4) Uma quarta exceção do princípio do trabalho é formada pelo conhecido e admitido fenômeno de que também aqueles bens cujo valor de troca se harmonize com a quantidade de custos de trabalho não demonstram tal harmonia em todos os momentos. Ao contrário, pelas oscilações de oferta e procura, frequentemente o valor de troca sobe ou desce além ou aquém daquele nível que corresponderia ao trabalho corporificado naqueles bens, trabalho esse que só determinaria um ponto de gravitação, não uma fixação do valor de troca. Parece-me que os defensores socialistas do princípio do trabalho também se ajeitam depressa com essa exceção. Constatam-na, sim, mas a tratam como uma pequena irregularidade passageira, que em nada prejudica a grande “lei” do valor de troca. Mas não se pode negar que tais irregularidades não são mais que exemplos de valores de troca regulados por outros motivos que não a quantidade de trabalho. Esse fato deveria provocar pelo menos uma investigação, no sentido de examinar a possibilidade de existir um princípio mais geral do valor de troca, que explicaria não só os valores de troca “regulares”, mas também aqueles que – do ponto de vista da teoria do trabalho – são tidos como irregulares. Nenhuma investigação desse tipo será encontrada entre os teóricos dessa linha.

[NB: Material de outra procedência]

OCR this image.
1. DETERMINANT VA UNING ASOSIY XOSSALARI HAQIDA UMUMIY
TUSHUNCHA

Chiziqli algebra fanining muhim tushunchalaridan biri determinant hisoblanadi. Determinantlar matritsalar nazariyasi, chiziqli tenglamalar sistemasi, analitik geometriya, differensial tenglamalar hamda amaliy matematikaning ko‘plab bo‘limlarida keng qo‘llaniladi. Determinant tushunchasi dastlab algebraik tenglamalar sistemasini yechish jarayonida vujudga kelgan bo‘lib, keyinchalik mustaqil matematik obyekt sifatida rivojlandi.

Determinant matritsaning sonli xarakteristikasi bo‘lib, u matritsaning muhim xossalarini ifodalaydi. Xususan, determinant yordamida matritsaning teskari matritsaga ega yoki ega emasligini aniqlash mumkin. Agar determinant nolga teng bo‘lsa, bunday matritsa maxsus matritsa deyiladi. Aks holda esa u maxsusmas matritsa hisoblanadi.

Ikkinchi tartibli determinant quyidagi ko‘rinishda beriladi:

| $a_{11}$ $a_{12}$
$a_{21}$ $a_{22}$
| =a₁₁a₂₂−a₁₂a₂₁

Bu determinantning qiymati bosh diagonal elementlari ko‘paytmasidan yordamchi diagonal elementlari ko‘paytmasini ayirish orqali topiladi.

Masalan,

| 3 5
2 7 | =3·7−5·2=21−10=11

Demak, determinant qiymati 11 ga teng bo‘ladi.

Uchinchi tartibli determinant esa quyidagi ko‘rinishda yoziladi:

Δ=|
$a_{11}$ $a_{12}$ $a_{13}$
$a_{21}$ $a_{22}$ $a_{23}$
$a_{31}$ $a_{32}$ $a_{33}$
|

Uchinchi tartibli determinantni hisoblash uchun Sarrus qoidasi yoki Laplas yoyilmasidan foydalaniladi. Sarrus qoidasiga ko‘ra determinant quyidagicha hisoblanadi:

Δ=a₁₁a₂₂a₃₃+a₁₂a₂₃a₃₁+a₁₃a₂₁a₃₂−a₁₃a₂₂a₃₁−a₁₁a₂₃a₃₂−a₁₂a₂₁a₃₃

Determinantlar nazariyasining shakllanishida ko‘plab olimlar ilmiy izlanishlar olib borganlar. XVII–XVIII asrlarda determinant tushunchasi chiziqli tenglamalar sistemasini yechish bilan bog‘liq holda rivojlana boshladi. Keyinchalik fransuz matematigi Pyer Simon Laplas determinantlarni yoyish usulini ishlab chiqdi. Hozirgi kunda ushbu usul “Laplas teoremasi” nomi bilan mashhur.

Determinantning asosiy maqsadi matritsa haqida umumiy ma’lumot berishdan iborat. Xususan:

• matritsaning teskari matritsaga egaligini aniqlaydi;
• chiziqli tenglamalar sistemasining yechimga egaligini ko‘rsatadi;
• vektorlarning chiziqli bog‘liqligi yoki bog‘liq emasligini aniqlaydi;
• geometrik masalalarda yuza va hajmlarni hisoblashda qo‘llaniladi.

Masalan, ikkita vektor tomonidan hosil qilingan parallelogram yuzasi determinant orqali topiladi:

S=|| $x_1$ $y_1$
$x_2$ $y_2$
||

5) Por fim vemos que, além dessas oscilações momentâneas, o valor de troca dos bens se desvia da quantidade de trabalho que eles corporificam, de maneira considerável e constante [p. 301]. De dois bens cuja produção exige exatamente a mesma quantidade média de trabalho, aquele que exigiu maior quantidade de trabalho “prévio” vale mais. Como sabemos, Ricardo comentou extensamente essa exceção do princípio de trabalho, em duas seções do Capitulo I de suas Grundsätze. Rodbertus e Marx a ignoram na formulação de suas teorias,20 sem a negarem expressamente, o que não poderiam fazer: É conhecido demais, para admitir dúvidas, o fato de que o valor de um tronco de carvalho centenário é mais elevado do que o correspondente ao meio-minuto que sua semeadura requer.

Vamos resumir: parcela considerável dos bens não faz parte daquela presumida “lei” segundo a qual o valor dos bens é determinado pela quantidade de trabalho neles corporificada, e o restante dos bens nem obedece sempre, nem com exatidão. Esse é o material empírico que serve de base para os cálculos do teórico do valor.

Que conclusão um investigador imparcial pode tirar? Certamente não será a de que a origem e medida de todo valor se fundamenta exclusivamente no trabalho. Uma conclusão dessas não seria em nada melhor do que aquela a que se poderia chegar, pelo método experimental – a partir da constatação de que a eletricidade vem não só do atrito mas também de outras fontes -: toda eletricidade provém de atrito.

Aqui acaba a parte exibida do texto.